Is that really appropriate, or even wise?

Another BLM eye-opener in campaign filings this week is that the group’s single largest financial contributor is Meijer Corporation, which gave $20,000 to BLM’s political action committee.

In 2008 Meijer acknowledged that it had illegally funded front groups in an attempt to influence elections in Acme, a village outside Traverse City where the grocery giant planned to build a new store.

Meijer paid a $190,000 fine for its violation of campaign finance law, said to be the biggest fine in the state’s history.

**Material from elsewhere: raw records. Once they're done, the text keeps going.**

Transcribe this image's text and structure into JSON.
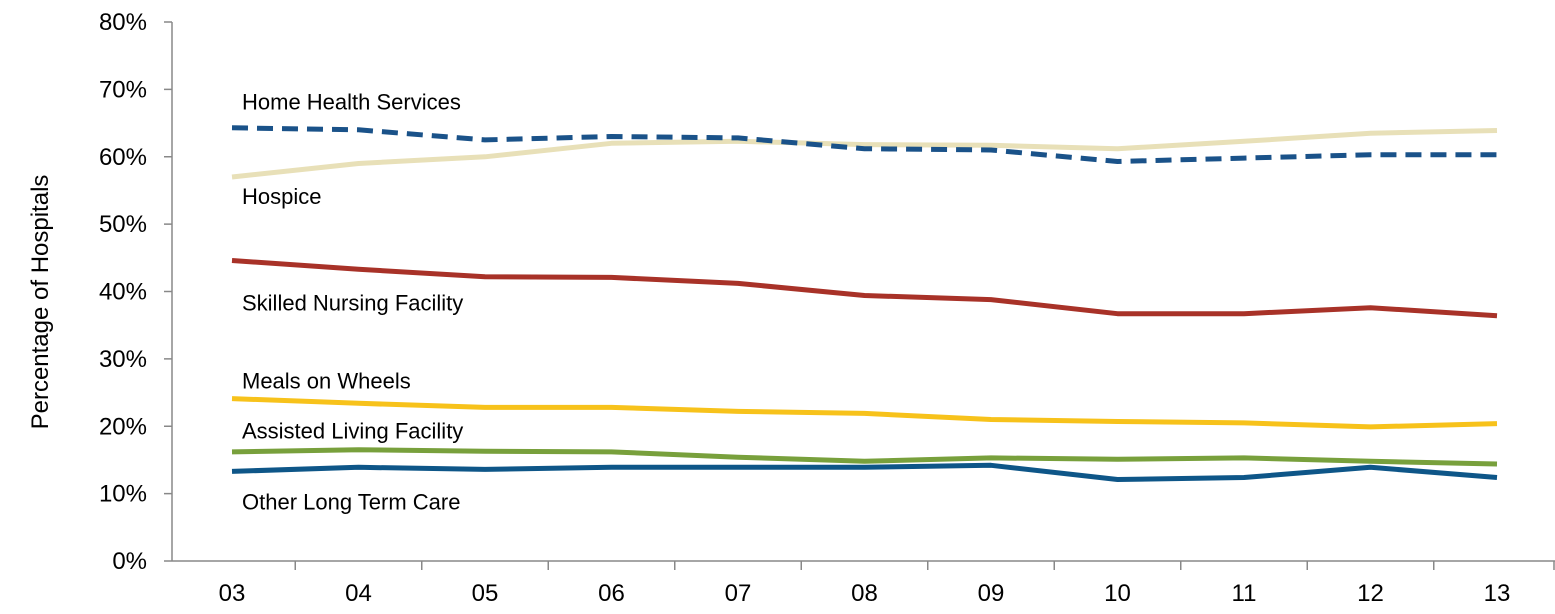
{
  "chart_data": {
    "type": "line",
    "title": "",
    "xlabel": "",
    "ylabel": "Percentage  of Hospitals",
    "categories": [
      "03",
      "04",
      "05",
      "06",
      "07",
      "08",
      "09",
      "10",
      "11",
      "12",
      "13"
    ],
    "y_ticks": [
      "0%",
      "10%",
      "20%",
      "30%",
      "40%",
      "50%",
      "60%",
      "70%",
      "80%"
    ],
    "ylim": [
      0,
      80
    ],
    "grid": false,
    "legend": "inline labels",
    "series": [
      {
        "name": "Home Health Services",
        "color": "#e8e0b8",
        "style": "solid",
        "values": [
          57,
          59,
          60,
          62,
          62.3,
          61.8,
          61.7,
          61.2,
          62.3,
          63.5,
          63.9
        ]
      },
      {
        "name": "Hospice",
        "color": "#1a5289",
        "style": "dashed",
        "values": [
          64.3,
          64,
          62.5,
          63,
          62.8,
          61.2,
          61,
          59.3,
          59.8,
          60.3,
          60.3
        ]
      },
      {
        "name": "Skilled Nursing Facility",
        "color": "#a83228",
        "style": "solid",
        "values": [
          44.6,
          43.3,
          42.2,
          42.1,
          41.2,
          39.4,
          38.8,
          36.7,
          36.7,
          37.6,
          36.4
        ]
      },
      {
        "name": "Meals on Wheels",
        "color": "#f7c21b",
        "style": "solid",
        "values": [
          24.1,
          23.4,
          22.8,
          22.8,
          22.2,
          21.9,
          21,
          20.7,
          20.5,
          19.9,
          20.4
        ]
      },
      {
        "name": "Assisted Living Facility",
        "color": "#78a03c",
        "style": "solid",
        "values": [
          16.2,
          16.5,
          16.3,
          16.2,
          15.4,
          14.8,
          15.3,
          15.1,
          15.3,
          14.8,
          14.4
        ]
      },
      {
        "name": "Other Long Term Care",
        "color": "#0e5688",
        "style": "solid",
        "values": [
          13.3,
          13.9,
          13.6,
          13.9,
          13.9,
          13.9,
          14.2,
          12.1,
          12.4,
          13.9,
          12.4
        ]
      }
    ]
  }
}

Of course all of that is behind Meijer now since the U.S. Supreme Court ruled that corporations can spend unlimited amounts of money to influence elections, and that decision paved the way for the flood of corporate cash we are seeing in this year’s elections.

Most of that money is being used in an effort to defeat Democrats.   Business Leaders for Michigan, for example, is using funding from Meijer, banks, insurance companies, mortgage lenders and other large corporations to defeat Democrat David LeGrand, who is running in west Michigan’s 29th Senate District.    

So far in October BLM has spent $62,569 in radio ads in support of LeGrand’s Republican opponent, David Hildebrand.  They also put up $23,741 in radio ads on October 4 to defeat Democrat Bob Jones in Senate District 20.  Jones, of course, died last Sunday, leaving Republican Tonya Shuitmaker–

BLM reported having $75,000 cash on hand left to spend as of October 20.